The Defense Department’s networks remain vulnerable three years after military services misconfigured remote access software. The COVID crisis sent workers home and DoD had to respond quickly to build its remote network. Now a report from the DoD inspector general’s office finds network and system administrators for seven of 10 DoD components did not always implement all the critical configuration settings and cybersecurity controls it needed. The report recommends specific implementation controls, as well as timelines to develop plans of action and milestones for the risk areas that still need to be addressed.

The Cybersecurity and Infrastructure Security Agency is making progress on hiring. CISA is on track to hire 600 people this year, after making 516 hires last year. That is according to CISA Director Jen Easterly, who appeared before the House Appropriations Committee yesterday. CISA is one of the fastest growing agencies in government, but it’s struggled with burnout. Easterly said the agency is working hard to recruit and retain talent. “We are maximizing everything we can do to be more agile, to be more effective and to drive down those vacancies in our workforce and to keep attrition low,” Easterly said. And Easterly said CISA’s hiring goals are projected to bring the agency’s job vacancy rate below 8% in 2024.

The Army hopes to have a replacement series of recruiting ads ready to go in time to air during this weekend’s NCAA Final Four games. The service decided to pull its newly-launched ad series last weekend, when actor Jonathan Majors, the campaign’s star, was arrested on assault charges. The Army spent a total of $117 million on the new campaign, which relaunches its “Be All You Can Be” slogan from the 1980s. Officials said they will still be able to utilize the ad buys they’ve already placed, and the campaign is “full steam ahead,” but without Majors as the star.

Some agencies are missing the mark with their alternative dispute resolution (ADR) programs. About a third of agencies are not routinely conducting self-assessments of their ADR programs’ effectiveness. And about one-fourth of agencies are not evaluating their programs, period. The Equal Employment Opportunity Commission said ADR programs can help agencies resolve workplace conflicts early on without the need for a formal court decision. But the EEOC added that there are some issues with how employees perceive the legitimacy of an ADR program. A survey found that nearly 19% of agencies let a manager who was accused in a complaint be the authority for the settlement.

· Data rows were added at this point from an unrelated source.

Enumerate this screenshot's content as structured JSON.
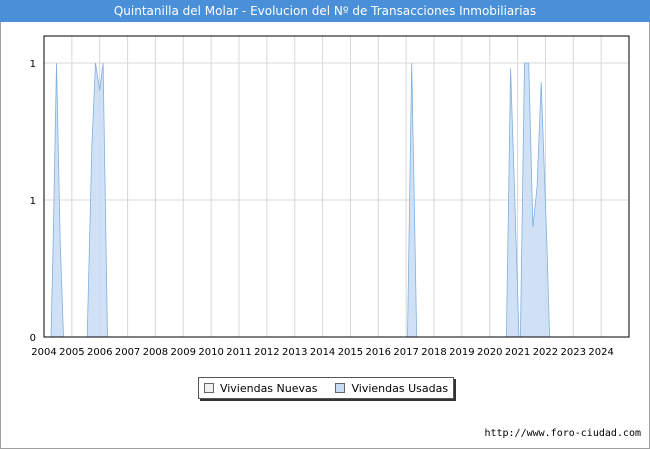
{
  "header": {
    "title": "Quintanilla del Molar - Evolucion del Nº de Transacciones Inmobiliarias"
  },
  "footer": {
    "url": "http://www.foro-ciudad.com"
  },
  "legend": {
    "items": [
      {
        "label": "Viviendas Nuevas",
        "color": "#f0f0f0"
      },
      {
        "label": "Viviendas Usadas",
        "color": "#c8dcf4"
      }
    ]
  },
  "chart_data": {
    "type": "area",
    "xlabel": "",
    "ylabel": "",
    "xlim": [
      2004,
      2025
    ],
    "ylim": [
      0,
      1
    ],
    "y_tick_values": [
      0,
      0.5,
      1
    ],
    "y_tick_labels": [
      "0",
      "1",
      "1"
    ],
    "x_ticks": [
      "2004",
      "2005",
      "2006",
      "2007",
      "2008",
      "2009",
      "2010",
      "2011",
      "2012",
      "2013",
      "2014",
      "2015",
      "2016",
      "2017",
      "2018",
      "2019",
      "2020",
      "2021",
      "2022",
      "2023",
      "2024"
    ],
    "grid": true,
    "legend_position": "bottom-center",
    "series": [
      {
        "name": "Viviendas Nuevas",
        "color": "#f0f0f0",
        "points": []
      },
      {
        "name": "Viviendas Usadas",
        "color": "#c8dcf4",
        "points": [
          [
            2004.25,
            0
          ],
          [
            2004.33,
            0.35
          ],
          [
            2004.45,
            1
          ],
          [
            2004.58,
            0.35
          ],
          [
            2004.7,
            0
          ],
          [
            2005.55,
            0
          ],
          [
            2005.72,
            0.7
          ],
          [
            2005.85,
            1
          ],
          [
            2006.0,
            0.9
          ],
          [
            2006.12,
            1
          ],
          [
            2006.28,
            0
          ],
          [
            2017.05,
            0
          ],
          [
            2017.2,
            1
          ],
          [
            2017.38,
            0
          ],
          [
            2020.6,
            0
          ],
          [
            2020.75,
            0.98
          ],
          [
            2020.9,
            0.5
          ],
          [
            2021.05,
            0
          ],
          [
            2021.1,
            0
          ],
          [
            2021.25,
            1
          ],
          [
            2021.4,
            1
          ],
          [
            2021.55,
            0.4
          ],
          [
            2021.7,
            0.55
          ],
          [
            2021.85,
            0.93
          ],
          [
            2022.05,
            0.35
          ],
          [
            2022.15,
            0
          ]
        ]
      }
    ]
  }
}
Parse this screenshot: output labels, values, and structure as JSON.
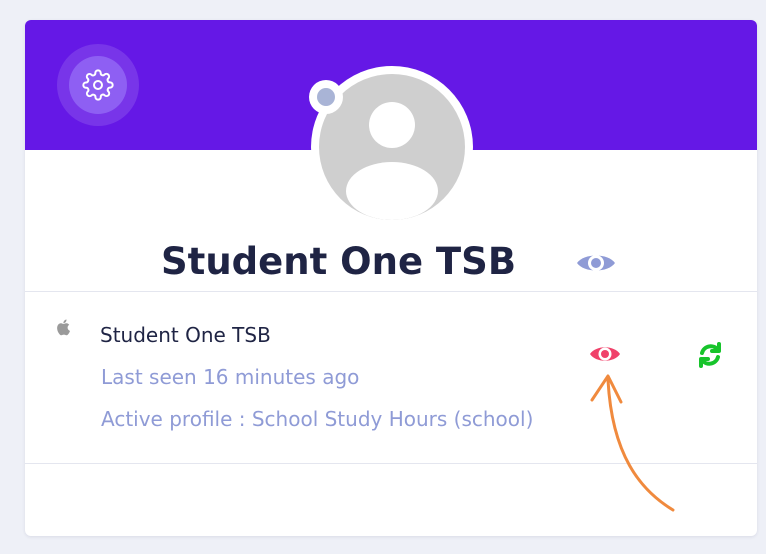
{
  "profile": {
    "name": "Student One TSB"
  },
  "device": {
    "name": "Student One TSB",
    "last_seen": "Last seen 16 minutes ago",
    "active_profile": "Active profile : School Study Hours (school)"
  },
  "icons": {
    "settings": "gear-icon",
    "title_eye": "eye-icon",
    "platform": "apple-icon",
    "view": "eye-icon",
    "refresh": "refresh-icon",
    "avatar": "user-placeholder-icon"
  },
  "colors": {
    "banner": "#6518e6",
    "title_text": "#1f2444",
    "muted_text": "#8f9bd6",
    "view_eye": "#f0416a",
    "refresh": "#17c42b",
    "annotation_arrow": "#f08a3e"
  }
}
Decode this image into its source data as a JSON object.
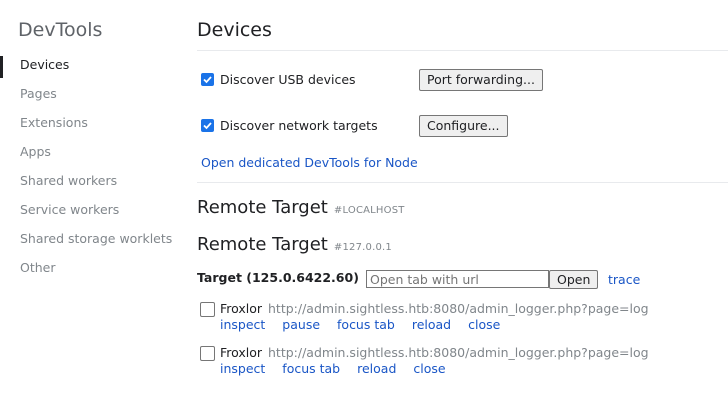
{
  "app_title": "DevTools",
  "nav": [
    {
      "label": "Devices",
      "selected": true
    },
    {
      "label": "Pages"
    },
    {
      "label": "Extensions"
    },
    {
      "label": "Apps"
    },
    {
      "label": "Shared workers"
    },
    {
      "label": "Service workers"
    },
    {
      "label": "Shared storage worklets"
    },
    {
      "label": "Other"
    }
  ],
  "page_title": "Devices",
  "options": {
    "usb_label": "Discover USB devices",
    "usb_checked": true,
    "port_forwarding_button": "Port forwarding...",
    "network_label": "Discover network targets",
    "network_checked": true,
    "configure_button": "Configure...",
    "node_link": "Open dedicated DevTools for Node"
  },
  "remote_targets": [
    {
      "title": "Remote Target",
      "host": "#LOCALHOST"
    },
    {
      "title": "Remote Target",
      "host": "#127.0.0.1"
    }
  ],
  "target": {
    "name": "Target (125.0.6422.60)",
    "input_placeholder": "Open tab with url",
    "open_button": "Open",
    "trace_link": "trace"
  },
  "tabs": [
    {
      "title": "Froxlor",
      "url": "http://admin.sightless.htb:8080/admin_logger.php?page=log",
      "actions": [
        "inspect",
        "pause",
        "focus tab",
        "reload",
        "close"
      ]
    },
    {
      "title": "Froxlor",
      "url": "http://admin.sightless.htb:8080/admin_logger.php?page=log",
      "actions": [
        "inspect",
        "focus tab",
        "reload",
        "close"
      ]
    }
  ],
  "colors": {
    "accent": "#1a73e8",
    "link": "#1a56c6",
    "muted": "#80868b"
  }
}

(Alternative Dispute Resolution in the Federal Sector – Equal Employment Opportunity Commission)

The Biden administration is proposing a 5.2% pay increase for the Transportation Security Administration workforce in fiscal 2024. TSA Administrator David Pekoske said that requires an additional $251 million next year. He told the House Appropriations Committee that the TSA is requesting a total of $1.4 billion in 2024 to support pay equity initiatives passed by Congress last year. TSA is planning to give its screeners significant raises this summer to bring their pay in line with the rest of the federal workforce.

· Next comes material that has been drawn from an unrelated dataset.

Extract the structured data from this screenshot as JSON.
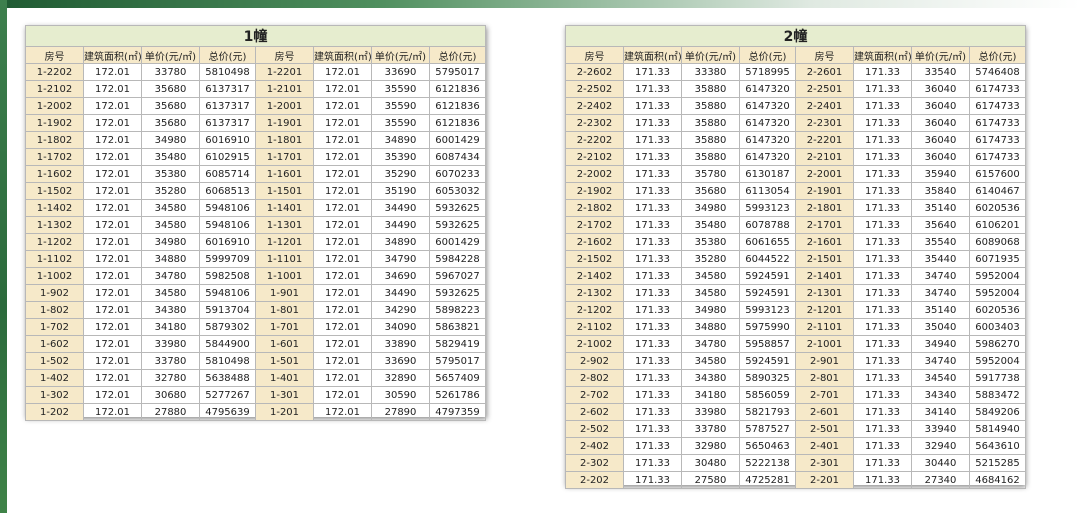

The Army is seeking feedback on its latest update to its data reference architecture. It will release a request for information this week on phase two of its approach to simplify and flatten the Army’s architecture and eliminate vendor lock-in. The service started work on the unified data reference architecture last summer. It plans to build a standardized framework to improve and simplify its networks and create interoperability. A third RFI should go live in June, with plans to complete the program by September.

The Department of Veteran Affairs’ National Cemetery Administration said it has now spent more than a billion dollars on veteran cemeteries in states, territories and on tribal land. VA is spending that money through its Veterans Cemetery Grant Program, which began in 1978. VA reached the $1 billion spending mark after awarding a $1.8 million grant to expand the North Dakota Veterans Cemetery. VA grants have led to the burial of more than 800,000 veterans, of which about 200,000 happened in fiscal 2022.